Certain statements in this release, including statements regarding the
proposed Capital Reduction and Cash Distribution, the proposed debt
financing, STSPL's expected voting position at the EGM, expected future
financial position, cash flow generated from operations, financial
resources and investment and operational needs, are forward-looking
statements that involve a number of risks and uncertainties that could
cause actual events or results to differ materially from those described in
this release.
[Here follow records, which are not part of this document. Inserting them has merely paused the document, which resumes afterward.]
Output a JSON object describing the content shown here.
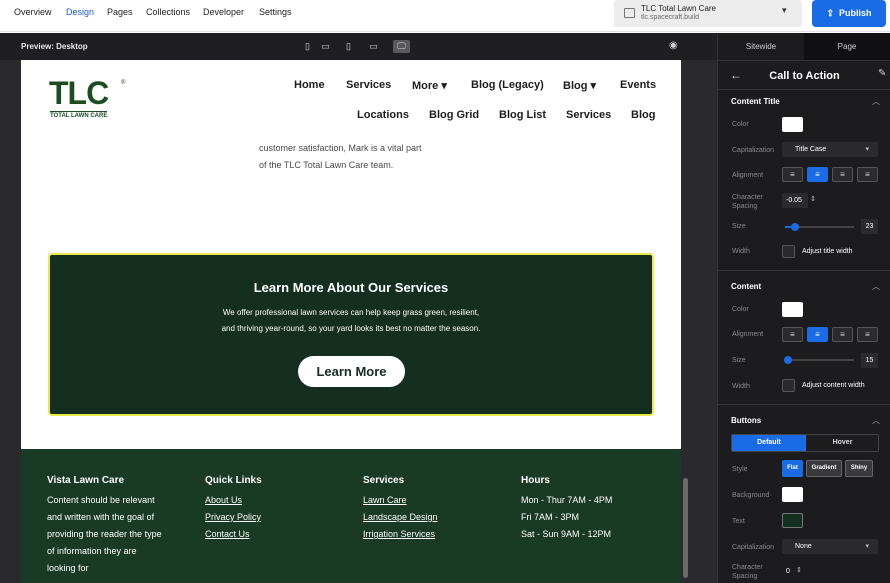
{
  "topnav": {
    "tabs": [
      "Overview",
      "Design",
      "Pages",
      "Collections",
      "Developer",
      "Settings"
    ],
    "active": "Design"
  },
  "site_selector": {
    "name": "TLC Total Lawn Care",
    "domain": "tlc.spacecraft.build"
  },
  "publish_label": "Publish",
  "preview": {
    "label": "Preview: Desktop"
  },
  "site": {
    "logo": {
      "main": "TLC",
      "reg": "®",
      "sub": "TOTAL LAWN CARE"
    },
    "menu_row1": [
      "Home",
      "Services",
      "More",
      "Blog (Legacy)",
      "Blog",
      "Events"
    ],
    "menu_row2": [
      "Locations",
      "Blog Grid",
      "Blog List",
      "Services",
      "Blog"
    ],
    "about_lines": [
      "customer satisfaction, Mark is a vital part",
      "of the TLC Total Lawn Care team."
    ],
    "cta": {
      "title": "Learn More About Our Services",
      "body1": "We offer professional lawn services can help keep grass green, resilient,",
      "body2": "and thriving year-round, so your yard looks its best no matter the season.",
      "button": "Learn More"
    },
    "footer": {
      "col1": {
        "title": "Vista Lawn Care",
        "lines": [
          "Content should be relevant",
          "and written with the goal of",
          "providing the reader the type",
          "of information they are",
          "looking for"
        ]
      },
      "col2": {
        "title": "Quick Links",
        "links": [
          "About Us",
          "Privacy Policy",
          "Contact Us"
        ]
      },
      "col3": {
        "title": "Services",
        "links": [
          "Lawn Care",
          "Landscape Design",
          "Irrigation Services"
        ]
      },
      "col4": {
        "title": "Hours",
        "lines": [
          "Mon - Thur 7AM - 4PM",
          "Fri 7AM - 3PM",
          "Sat - Sun 9AM - 12PM"
        ]
      }
    }
  },
  "panel": {
    "tabs": [
      "Sitewide",
      "Page"
    ],
    "active_tab": "Page",
    "title": "Call to Action",
    "content_title": {
      "heading": "Content Title",
      "color_label": "Color",
      "capitalization_label": "Capitalization",
      "capitalization_value": "Title Case",
      "alignment_label": "Alignment",
      "spacing_label1": "Character",
      "spacing_label2": "Spacing",
      "spacing_value": "-0.05",
      "size_label": "Size",
      "size_value": "23",
      "size_fraction": 0.12,
      "width_label": "Width",
      "width_check_label": "Adjust title width"
    },
    "content": {
      "heading": "Content",
      "color_label": "Color",
      "alignment_label": "Alignment",
      "size_label": "Size",
      "size_value": "15",
      "size_fraction": 0.02,
      "width_label": "Width",
      "width_check_label": "Adjust content width"
    },
    "buttons": {
      "heading": "Buttons",
      "tabs": [
        "Default",
        "Hover"
      ],
      "style_label": "Style",
      "styles": [
        "Flat",
        "Gradient",
        "Shiny"
      ],
      "background_label": "Background",
      "text_label": "Text",
      "capitalization_label": "Capitalization",
      "capitalization_value": "None",
      "spacing_label1": "Character",
      "spacing_label2": "Spacing",
      "spacing_value": "0"
    },
    "colors": {
      "white": "#ffffff",
      "dark_green": "#142e1f",
      "accent": "#1a6ce6"
    }
  }
}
Factors that could cause actual results to differ from our
expectations include, but are not limited to, our ability to obtain debt
financing to fund the Cash Distribution and repay certain outstanding
indebtedness (including redeeming and/or repurchasing our senior notes) on
terms and conditions acceptable to us, obtaining requisite approvals needed
for the Capital Reduction, general business and economic conditions and the
state of the semiconductor industry; level of competition; demand for
end-use applications products such as communications equipment and personal
computers; decisions by customers to discontinue outsourcing of test and
packaging services; reliance on a small group of principal customers;
continued success in technological innovations; availability of financing;
pricing pressures including declines in average selling prices; the ability
to meet the applicable requirements for the termination of registration
under the U.S. Securities Exchange Act of 1934, as amended; ability to meet
specific conditions imposed for the continued listing or delisting of the
Company's securities on the SGX-ST; our substantial level of indebtedness;
potential impairment charges; adverse tax and other financial consequences
if the South Korean taxing authorities do not agree with our interpretation
of the applicable tax laws; ability to develop and protect our intellectual
property; rescheduling or canceling of customer orders; changes in products
mix; intellectual property rights disputes and litigation; capacity
utilization; delays in acquiring or installing new equipment; limitations
imposed by our financing arrangements which may limit our ability to
maintain and grow our business; changes in customer order patterns;
shortages in supply of key components; disruption of our operations; loss
of key management or other personnel; defects or malfunctions in our
testing equipment or packages; changes in environmental laws and
regulations; exchange rate fluctuations; regulatory approvals for further
investments in our subsidiaries; significant ownership by Temasek that may
result in conflicting interests with Temasek and our affiliates;
unsuccessful acquisitions and investments in other companies and
businesses; our ability to continue to successfully integrate the
operations of the former separate STATS and ChipPAC companies and their
employees; labor union problems in South Korea; uncertainties of conducting
business in China; natural calamities and disasters, including outbreaks of
epidemics and communicable diseases; and other risks described from time to
time in the Company's SEC filings, including its annual report on Form 20-F
dated March 12, 2007. We undertake no obligation to publicly update or
revise any forward-looking statements, whether as a result of new
information, future events or otherwise.